Los que participaban eran varios chicos de diferentes edades, pero con el mismo ánimo lúdico a flor de piel. El elegido para contar resultó ser un avezado en el arte de descubrir escondites, un don heredado de su abuelo que lo usó en la Segunda Guerra Mundial, oficiando como francotirador para los partisanos en la zona de Dongo, cerca de la frontera con Suiza.

Uno a uno fueron descubiertos, en los lugares más inverosímiles los “escondidos”. Estos, con una resignación monjil, se iban sentando en el cordón de la calle.

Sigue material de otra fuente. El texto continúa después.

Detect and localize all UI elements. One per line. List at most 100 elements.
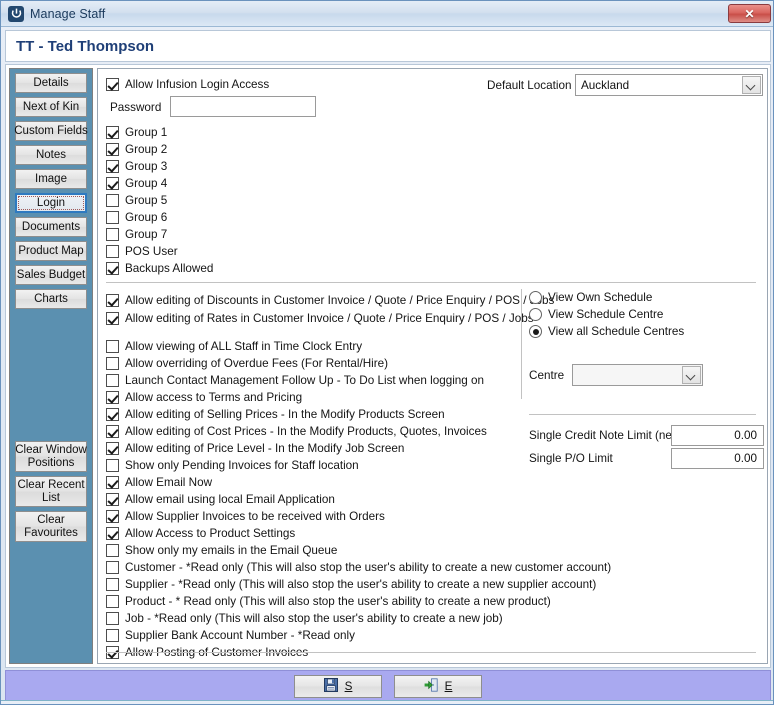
group-checkbox[interactable] — [106, 160, 119, 173]
group-checkbox[interactable] — [106, 211, 119, 224]
limit-input[interactable]: 0.00 — [671, 448, 764, 469]
chevron-down-icon[interactable] — [742, 76, 761, 94]
sidebar-item-notes[interactable]: Notes — [15, 145, 87, 165]
permission-label: Allow Access to Product Settings — [125, 527, 296, 540]
schedule-option-radio[interactable] — [529, 325, 542, 338]
allow-infusion-login-checkbox[interactable] — [106, 78, 119, 91]
permission-checkbox[interactable] — [106, 629, 119, 642]
group-row: Group 5 — [106, 192, 213, 209]
sidebar-item-charts[interactable]: Charts — [15, 289, 87, 309]
permission-checkbox[interactable] — [106, 476, 119, 489]
allow-infusion-login-label: Allow Infusion Login Access — [125, 78, 270, 91]
sidebar-item-image[interactable]: Image — [15, 169, 87, 189]
sidebar-action-line1: Clear Recent — [17, 478, 85, 491]
sidebar-item-label: Next of Kin — [22, 101, 80, 113]
permission-checkbox[interactable] — [106, 595, 119, 608]
schedule-option-label: View Schedule Centre — [548, 308, 664, 321]
centre-combobox[interactable] — [572, 364, 703, 386]
permission-checkbox[interactable] — [106, 391, 119, 404]
limit-row: Single Credit Note Limit (neg) 0.00 — [529, 424, 764, 447]
editing-option-row: Allow editing of Discounts in Customer I… — [106, 291, 554, 309]
group-checkbox[interactable] — [106, 194, 119, 207]
sidebar-item-label: Notes — [35, 149, 67, 161]
group-checkbox[interactable] — [106, 143, 119, 156]
limit-label: Single Credit Note Limit (neg) — [529, 429, 683, 442]
permission-row: Job - *Read only (This will also stop th… — [106, 610, 611, 627]
sidebar-tab-list: Details Next of Kin Custom Fields Notes Imag… — [10, 73, 92, 309]
permission-label: Supplier Bank Account Number - *Read onl… — [125, 629, 355, 642]
permission-checkbox[interactable] — [106, 459, 119, 472]
close-button[interactable]: ✕ — [728, 4, 771, 23]
schedule-option-row: View Schedule Centre — [529, 306, 684, 323]
group-row: Group 2 — [106, 141, 213, 158]
permission-checkbox[interactable] — [106, 510, 119, 523]
permission-checkbox[interactable] — [106, 340, 119, 353]
sidebar: Details Next of Kin Custom Fields Notes Imag… — [9, 68, 93, 664]
sidebar-item-label: Custom Fields — [14, 125, 88, 137]
sidebar-action-clear-window[interactable]: Clear Window Positions — [15, 441, 87, 472]
permission-row: Show only my emails in the Email Queue — [106, 542, 611, 559]
group-checkbox[interactable] — [106, 245, 119, 258]
group-label: Group 4 — [125, 177, 168, 190]
editing-option-checkbox[interactable] — [106, 293, 119, 307]
sidebar-item-next-of-kin[interactable]: Next of Kin — [15, 97, 87, 117]
group-checkbox[interactable] — [106, 126, 119, 139]
group-label: Group 2 — [125, 143, 168, 156]
save-button[interactable]: S — [294, 674, 382, 698]
permission-label: Customer - *Read only (This will also st… — [125, 561, 612, 574]
permission-label: Product - * Read only (This will also st… — [125, 595, 551, 608]
schedule-option-radio[interactable] — [529, 291, 542, 304]
permission-checkbox[interactable] — [106, 544, 119, 557]
permission-checkbox[interactable] — [106, 425, 119, 438]
permission-label: Allow access to Terms and Pricing — [125, 391, 303, 404]
sidebar-action-clear-recent[interactable]: Clear Recent List — [15, 476, 87, 507]
page-title: TT - Ted Thompson — [16, 37, 155, 55]
sidebar-action-clear[interactable]: Clear Favourites — [15, 511, 87, 542]
chevron-down-icon[interactable] — [682, 366, 701, 384]
default-location-label: Default Location — [487, 79, 572, 92]
divider-bottom — [106, 652, 756, 653]
group-checkbox[interactable] — [106, 177, 119, 190]
exit-door-icon — [424, 677, 438, 695]
sidebar-action-line2: Favourites — [24, 526, 78, 539]
group-row: Group 7 — [106, 226, 213, 243]
footer-toolbar: S E — [5, 670, 771, 702]
limits-list: Single Credit Note Limit (neg) 0.00 Single… — [529, 424, 764, 470]
permission-row: Supplier - *Read only (This will also st… — [106, 576, 611, 593]
permission-checkbox[interactable] — [106, 408, 119, 421]
sidebar-item-documents[interactable]: Documents — [15, 217, 87, 237]
permission-checkbox[interactable] — [106, 612, 119, 625]
group-label: POS User — [125, 245, 178, 258]
permission-checkbox[interactable] — [106, 561, 119, 574]
sidebar-item-product-map[interactable]: Product Map — [15, 241, 87, 261]
power-icon — [8, 5, 24, 22]
exit-button-label: E — [445, 680, 453, 693]
sidebar-item-login[interactable]: Login — [15, 193, 87, 213]
schedule-option-radio[interactable] — [529, 308, 542, 321]
group-checkbox[interactable] — [106, 262, 119, 275]
permission-checkbox[interactable] — [106, 374, 119, 387]
sidebar-item-sales-budget[interactable]: Sales Budget — [15, 265, 87, 285]
editing-option-checkbox[interactable] — [106, 311, 119, 325]
exit-button[interactable]: E — [394, 674, 482, 698]
title-bar: Manage Staff ✕ — [1, 1, 773, 27]
sidebar-item-custom-fields[interactable]: Custom Fields — [14, 121, 88, 141]
permission-checkbox[interactable] — [106, 493, 119, 506]
limit-label: Single P/O Limit — [529, 452, 613, 465]
group-checkbox[interactable] — [106, 228, 119, 241]
permission-checkbox-list: Allow viewing of ALL Staff in Time Clock… — [106, 338, 611, 661]
default-location-value: Auckland — [581, 78, 630, 92]
centre-label: Centre — [529, 369, 565, 382]
permission-checkbox[interactable] — [106, 527, 119, 540]
status-bar — [1, 700, 773, 704]
group-label: Group 5 — [125, 194, 168, 207]
manage-staff-window: Manage Staff ✕ TT - Ted Thompson Details… — [0, 0, 774, 705]
default-location-combobox[interactable]: Auckland — [575, 74, 763, 96]
sidebar-item-details[interactable]: Details — [15, 73, 87, 93]
permission-checkbox[interactable] — [106, 442, 119, 455]
password-input[interactable] — [170, 96, 316, 117]
permission-label: Job - *Read only (This will also stop th… — [125, 612, 503, 625]
limit-input[interactable]: 0.00 — [671, 425, 764, 446]
permission-checkbox[interactable] — [106, 357, 119, 370]
permission-checkbox[interactable] — [106, 578, 119, 591]
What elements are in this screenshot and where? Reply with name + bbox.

Sólo faltaba uno, el premio mayor, el último. El que “contaba” utilizó todo su talento. Buscó por lugares inimaginables… Entre las nubes insomnes, por constelaciones de estrellas mareadas, entre los peces voladores nocturnos, entre los bostezos de la Luna… Hasta tuvo la impertinencia de meterse en las casas ajenas y hurgar por todos lados, sobre todo en los cajones de los dormitorios.

Fue infructuoso.

Se hizo la hora de ir a dormir

Entonces fue el turno de los padres y de algunos vecinos solícitos de continuar con la búsqueda. Iluminaron la noche con linternas y con soles chiquititos, para que la pesquis fuese más provechosa. El niño tampoco apareció.

El asunto se tornaba desesperante.

Llegó la policía con perros sabuesos, los canales de televisión en HD y los médium sin trabajo, pero sus esfuerzos resultaron igual de vanos.

No aparecía.

El caso se tornó de importancia nacional y llegó a traspasar fronteras. Todos pugnaban por que el niño regresara con su salud íntegra.

Pasó el tiempo, las lágrimas de la madre se secaron pero no su dolor.

No aparecía.

Pasaron años, los árboles crecieron y las casas envejecieron y contagiaron a sus ocupantes. El niño perdido no fue olvidado y se transformó en una leyenda urbana. Los actores de ese momento se volvieron adultos responsables, grises y tristes. Cada uno de ellos tenía una hipótesis sobre lo ocurrido, que los alíen y sus abducciones, que una falla espacio-temporal, que hizo trampa.

Un día de julio en que una epidemia de invisibilidad arreciaba, dejando a las personas contagiadas sin poder ser vistas a pesar de los esfuerzos médicos; el niño perdido literalmente salió de la nada. Corrió hacia donde contaban en el juego y se “libró” con algarabía.

El asombro fue mayúsculo e internacional. Todas las miradas se centraron en el caso.

El niño no había crecido en lo más mínimo, para él sólo habían transcurrido escasos quince minutos. Tenía la misma ropa y la misma mirada pícara, todavía estaba sudoroso y exaltado por la adrenalina causada por el juego.

Cuando las autoridades le preguntaron en dónde estuvo, él, con suma naturalidad contestó: estaba jugando a las escondidas.

No pudieron sacar más información del chico. Él estaba contento, había ganado.

-¿Y ahora quien cuenta?- dijo el niño.